Waste is a huge contributor to the climate crisis. In fact, landfills are the third largest source of climate-damaging methane emissions in the United States. And the U.S. has more than 2,600 landfills releasing methane into the air. This is due in large part to the mountain of unwanted and wasted food that gets thrown out every day. Food waste makes up 24% of everything the U.S. buries. And when burying all that food, the lack of oxygen causes it to emit methane as it decomposes.
Zero Waste advocates have been urging policymakers to keep food waste out of the trash for decades. Now, several states, cities, and towns across the country are making moves to do just that. Nine states – California, Connecticut, Massachusetts, Maryland, New Jersey, New York, Oregon, Rhode Island, and Vermont – have passed laws to keep food out of landfills. But some of these state laws, like New York’s, only apply to large businesses and institutions. That’s why New York City took things a step further – enacting a local ordinance that requires mandatory curbside food scrap collection for all residents.
When banning food waste from landfills, there are essentially four methods – or some combination – that cities and states invest in. These include 1) reducing food waste, 2) sending unwanted, edible food to people or animals in need, 3) turning food scraps into compost, or 4) containing food waste in conditions that produce methane to use as fuel. Places like New York City are leaning hard into method four. This is a mistake.
At the end of 2024, New York City will roll out a citywide curbside composting program for residential food waste. But none of that food waste may actually be composted. We’ve already seen what the city has in store with the launch of Queens’ food waste program in March 2023. Instead of being composted, residents’ food scraps get sent to the sewer. If the city’s “composting” initiative continues on this route as it expands to all five boroughs, more than 8 million pounds of valuable food scraps could go to waste each day.

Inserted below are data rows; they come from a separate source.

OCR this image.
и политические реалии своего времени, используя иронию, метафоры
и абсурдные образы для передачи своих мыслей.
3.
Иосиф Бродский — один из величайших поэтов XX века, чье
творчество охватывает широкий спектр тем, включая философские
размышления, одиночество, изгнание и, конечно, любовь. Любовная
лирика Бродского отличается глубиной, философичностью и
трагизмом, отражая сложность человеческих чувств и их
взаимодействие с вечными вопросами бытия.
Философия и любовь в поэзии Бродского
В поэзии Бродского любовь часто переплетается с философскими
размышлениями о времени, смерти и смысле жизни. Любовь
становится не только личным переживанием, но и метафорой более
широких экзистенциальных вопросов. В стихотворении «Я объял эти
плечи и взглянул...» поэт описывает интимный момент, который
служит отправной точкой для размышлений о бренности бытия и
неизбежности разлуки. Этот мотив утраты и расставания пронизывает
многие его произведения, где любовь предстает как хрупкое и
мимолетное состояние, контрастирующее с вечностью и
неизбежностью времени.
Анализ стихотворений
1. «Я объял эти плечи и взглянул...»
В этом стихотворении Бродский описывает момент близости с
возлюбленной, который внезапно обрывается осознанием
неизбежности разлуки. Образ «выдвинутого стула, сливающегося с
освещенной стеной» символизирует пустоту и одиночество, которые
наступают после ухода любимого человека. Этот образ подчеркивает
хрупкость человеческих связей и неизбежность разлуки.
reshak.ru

Every sewer in the U.S. has a wastewater treatment plant at the end of the pipes. New York City has 14 of them. Currently, Queens’ residential food waste is sent to the city’s largest wastewater treatment plant – Newtown Creek in Greenpoint, Brooklyn. There, the food is added to one of the plant’s eight anaerobic digesters where sewage sludge, a toxic byproduct of wastewater treatment, is processed. This process produces methane gas, which is why New York City, along with several other cities and towns across the country, send food scraps to wastewater treatment plants. Because the more food waste added to a plant’s anaerobic digesters, the more gas they produce and capture for use as fuel. This may sound like a good thing. But let me tell you why it’s not.
I have been teaching graduate students about sewers for over 20 years and one thing we never talk about is how “green” wastewater treatment plants are. Namely because these plants are anything but green. In the U.S., wastewater treatment plants use a huge amount of electricity. They are also major sources of climate-damaging emissions, like nitrous oxide, methane, and carbon dioxide. In fact, a 2023 study shows that the Environmental Protection Agency underestimates methane emissions from wastewater plants regardless of whether or not they have anaerobic digesters. Anaerobic digesters inevitably leak. When they do, it’s as bad for the climate as coal. And that’s because leaking digesters can triple the amount of methane a wastewater treatment plant releases into the air.
In addition to generating greenhouse gasses, wastewater treatment plants collect and disperse hundreds of toxic chemicals, including PFAS (“forever chemicals”). These chemicals make their way into sewage sludge – a byproduct of the treatment process. New York State’s Department of Environmental Conservation promotes this sludge as a fertilizer, even though it contains dangerous levels of PFAS. In fact, the concentration of PFAS in sludge is thousands of times higher than what is legally allowed in drinking water. That’s exactly why Maine banned the practice of spreading sewage sludge on land in 2023.
New York City is going in the other direction. It plans to put all of its sludge on farmland, parks, and gardens by 2030. Before the addition of food waste, the Newtown Creek wastewater plant processed 1.5 million gallons of sludge per day. Adding food waste to the process will make even more PFAS-contaminated sludge.
It doesn’t have to be this way. Places like Seattle, Washington and San Francisco, California have scaled up their compost programs to service the entire city – without including the sewer. Urban soils, neighborhoods, and the planet benefit from composting. New York City can – and must – prioritize the (real) composting of its food scraps and get its compost initiative back on track.